I am stuck in this problem and I want to know if there's anything wrong in the approach. Along with the correct solution, kindly point out what is wrong in my approach!
Show that there are two values of k for which the equations, $$\begin{align} kx+3y+2z & =1 \\ x+(k-1)y& = 4 \\ 10y+3z& =-2\\ 2x-ky-z& =5 \end{align}$$ are consistent. Find their common solution for that value of k which is an integer.
My attempt
Writing the given system of equations in matrix form, \begin{align} \begin{bmatrix} k &3 &2 \\ 1 &k-1 &0 \\ 0 & 10 & 3\\ 2 & -k &-1 \end{bmatrix}\begin{bmatrix} x\\ y\\ z \end{bmatrix}& = \begin{bmatrix} 1\\ 4\\ -2\\ 5 \end{bmatrix} \\\\i.e., AX & = B \end{align}
Now we'll construct the augmented matrix A|B and reduce it to echelon form (to comapre rank later): \begin{align} \therefore A|B & = \begin{bmatrix} k &3 &2 &|1\\ 1 &k-1 &0 &|4\\ 0 & 10 & 3&|-2\\ 2 & -k &-1 &|5 \end{bmatrix} \\ \\R_{2} \mapsto R_{2}-\frac{R_{1}}{k} & = \begin{bmatrix} k &3 &2 &|1\\ 0 &k-1-\frac{3}{k} &\frac{-2}{k} &|4-\frac{1}{k}\\ 0 & 10 & 3&|-2\\ 2 & -k &-1 &|5 \end{bmatrix}= \begin{bmatrix} k &3 &2 &|1\\ 0 &\frac{k^{2}-k-3}{k} &\frac{-2}{k} &|\frac{4k-1}{k}\\ 0 & 10 & 3&|-2\\ 2 & -k &-1 &|5 \end{bmatrix} \\ \\R_{3} \mapsto R_{3}-\frac{10kR_{2}}{k^{2}-k-3} & = \begin{bmatrix} k &3 &2 &|1\\ 0 &\frac{k^{2}-k-3}{k} &\frac{-2}{k} &|\frac{4k-1}{k}\\ 0 & 0 & \frac{3k^{2}-3k+11}{k^{2}-k-3}&|\frac{-2k^{2}-38k+16}{k^{3}-k^2-3k}\\ 2 & -k &-1 &|5 \end{bmatrix} \\ \\R_{4} \mapsto R_{4}-\frac{2R_{1}}{k} & = \begin{bmatrix} k &3 &2 &|1\\ 0 &\frac{k^{2}-k-3}{k} &\frac{-2}{k} &|\frac{4k-1}{k}\\ 0 & 0 & \frac{3k^{2}-3k+11}{k^{2}-k-3}&|\frac{-2k^{2}-38k+16}{k^{3}-k^2-3k}\\ 0 & \frac{-k^{2}-6}{k} &\frac{-k-4}{k} &|\frac{5k-2}{k} \end{bmatrix} \end{align}
Now, how do I proceed from here. I want to check the condition that rank of A|B = rank of A for consistency. But even before that, for the matrix to be in echelon form, all the terms of last row have to be zero which is not possible for any k.

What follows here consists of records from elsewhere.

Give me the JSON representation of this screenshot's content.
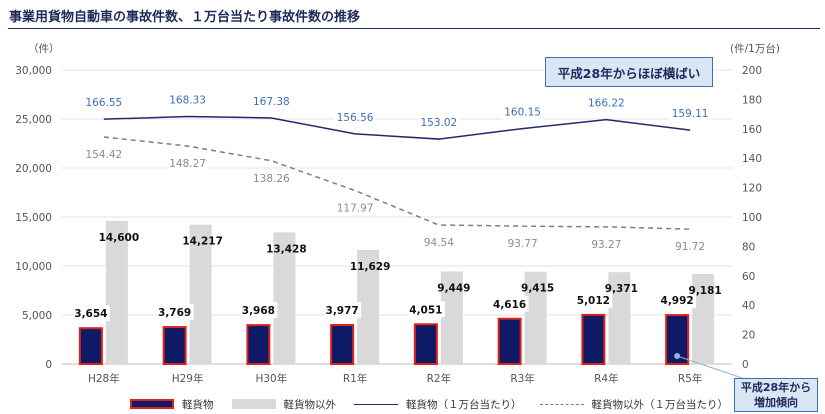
{
  "title": "事業用貨物自動車の事故件数、１万台当たり事故件数の推移",
  "callouts": {
    "top": "平成28年からほぼ横ばい",
    "bottom_line1": "平成28年から",
    "bottom_line2": "増加傾向"
  },
  "legend": {
    "bar_light_vehicle": "軽貨物",
    "bar_other": "軽貨物以外",
    "line_light_vehicle": "軽貨物（１万台当たり）",
    "line_other": "軽貨物以外（１万台当たり）"
  },
  "colors": {
    "bar_light_fill": "#0d1a66",
    "bar_light_border": "#e0201b",
    "bar_other": "#d9d9d9",
    "line_light": "#1f2a6e",
    "line_other": "#7f7f7f",
    "label_light": "#3c6fb4",
    "label_other": "#8c8c8c"
  },
  "chart_data": {
    "type": "bar",
    "categories": [
      "H28年",
      "H29年",
      "H30年",
      "R1年",
      "R2年",
      "R3年",
      "R4年",
      "R5年"
    ],
    "y_left_label": "（件）",
    "y_right_label": "(件/1万台)",
    "y_left_lim": [
      0,
      30000
    ],
    "y_left_ticks": [
      "0",
      "5,000",
      "10,000",
      "15,000",
      "20,000",
      "25,000",
      "30,000"
    ],
    "y_right_lim": [
      0,
      200
    ],
    "y_right_ticks": [
      "0",
      "20",
      "40",
      "60",
      "80",
      "100",
      "120",
      "140",
      "160",
      "180",
      "200"
    ],
    "series": [
      {
        "name": "軽貨物",
        "kind": "bar",
        "axis": "left",
        "values": [
          3654,
          3769,
          3968,
          3977,
          4051,
          4616,
          5012,
          4992
        ],
        "labels": [
          "3,654",
          "3,769",
          "3,968",
          "3,977",
          "4,051",
          "4,616",
          "5,012",
          "4,992"
        ]
      },
      {
        "name": "軽貨物以外",
        "kind": "bar",
        "axis": "left",
        "values": [
          14600,
          14217,
          13428,
          11629,
          9449,
          9415,
          9371,
          9181
        ],
        "labels": [
          "14,600",
          "14,217",
          "13,428",
          "11,629",
          "9,449",
          "9,415",
          "9,371",
          "9,181"
        ]
      },
      {
        "name": "軽貨物（１万台当たり）",
        "kind": "line",
        "axis": "right",
        "values": [
          166.55,
          168.33,
          167.38,
          156.56,
          153.02,
          160.15,
          166.22,
          159.11
        ],
        "labels": [
          "166.55",
          "168.33",
          "167.38",
          "156.56",
          "153.02",
          "160.15",
          "166.22",
          "159.11"
        ]
      },
      {
        "name": "軽貨物以外（１万台当たり）",
        "kind": "line",
        "style": "dashed",
        "axis": "right",
        "values": [
          154.42,
          148.27,
          138.26,
          117.97,
          94.54,
          93.77,
          93.27,
          91.72
        ],
        "labels": [
          "154.42",
          "148.27",
          "138.26",
          "117.97",
          "94.54",
          "93.77",
          "93.27",
          "91.72"
        ]
      }
    ]
  }
}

Correct answer is $k=3$ or $\frac{-1}{25}$
Source: This book.
As @xbh pointed out, the procedure needs to be continued two steps further and then equate the very last entry to 0. Unfortunately this leads to be a polynomial of k in 4th degree and there's probably a slip somewhere in the calculations.
Alternately, a necessary (although not sufficient) condition for consistency would be,
$$\begin{align*}\left |A|B \right | = 0 \\ \\ \begin{vmatrix} k & 3 & 2 & 1\\ 1 & k-1 & 0 & 4\\ 0 & 10 & 3 & -2\\ 2 & -k & -1 & 5 \end{vmatrix} = 0 \\ \\ 25k^{2}-74k-3 = 0 \\ \\ \therefore k = 3 \ \ or \ \ \frac{-1}{25} \end{align*} $$
We have to now put back each of these k in the system of equations to check that they're consistent indeed.
For the integer value of $k=3$, we get $x=2, y=1, z=-4$